Márcia Sousa é hoje por direito próprio uma figura destacada da comunidade portuguesa pois concorreu a um cargo no consulado e depois ao de vice-cônsul e agora trabalha para o Estado português em Rhode Island. "São um casal muito bom", dizia-me umas horas antes Manuel Pedroso, dono da loja em Providence onde combinei o encontro com o senador estadual. Com 97 anos, e natural de Alvados, Porto de Mós, o Sr. Pedroso é uma das figuras mais queridas dos portugueses de Providence e o seu Friends Market um habitual ponto de encontro para os luso-americanos.

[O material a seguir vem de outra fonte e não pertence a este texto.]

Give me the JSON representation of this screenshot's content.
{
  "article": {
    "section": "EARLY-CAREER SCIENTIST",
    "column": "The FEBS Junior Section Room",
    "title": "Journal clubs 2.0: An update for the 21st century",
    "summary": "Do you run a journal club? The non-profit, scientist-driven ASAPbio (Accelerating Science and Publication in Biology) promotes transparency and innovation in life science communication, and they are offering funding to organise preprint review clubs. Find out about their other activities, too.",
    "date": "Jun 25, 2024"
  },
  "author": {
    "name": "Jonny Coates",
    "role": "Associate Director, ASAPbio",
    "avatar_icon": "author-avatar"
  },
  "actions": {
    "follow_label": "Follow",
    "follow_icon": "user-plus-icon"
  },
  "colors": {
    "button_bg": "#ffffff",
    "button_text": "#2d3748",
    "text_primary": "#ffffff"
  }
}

Sobre o falar-se português, Daniel diz que os portugueses do continente dão mais importância do que os açorianos: "A malta do continente, que eu admiro imenso, faz questão que os filhos falem português. Talvez porque chegam com a ideia de regressar um dia, enquanto os açorianos acham que vêm de vez. Mesmo que queiram que os filhos falem português não é com tanta garra. Querem mais americanizar-se." No caso de Daniel, além de aprender em casa com os pais, a mulher ajudou-o depois a aperfeiçoar-se. "Ela não falava comigo em inglês durante o namoro. Até por e-mail era em português e isso acabou por me ajudar. Eu fazia questão de aprender as frases, a conjugação dos verbos. Hoje falo melhor do que quando entrei na política", explica, a rir-se com a "teimosia" de Márcia, que lhe foi muito útil.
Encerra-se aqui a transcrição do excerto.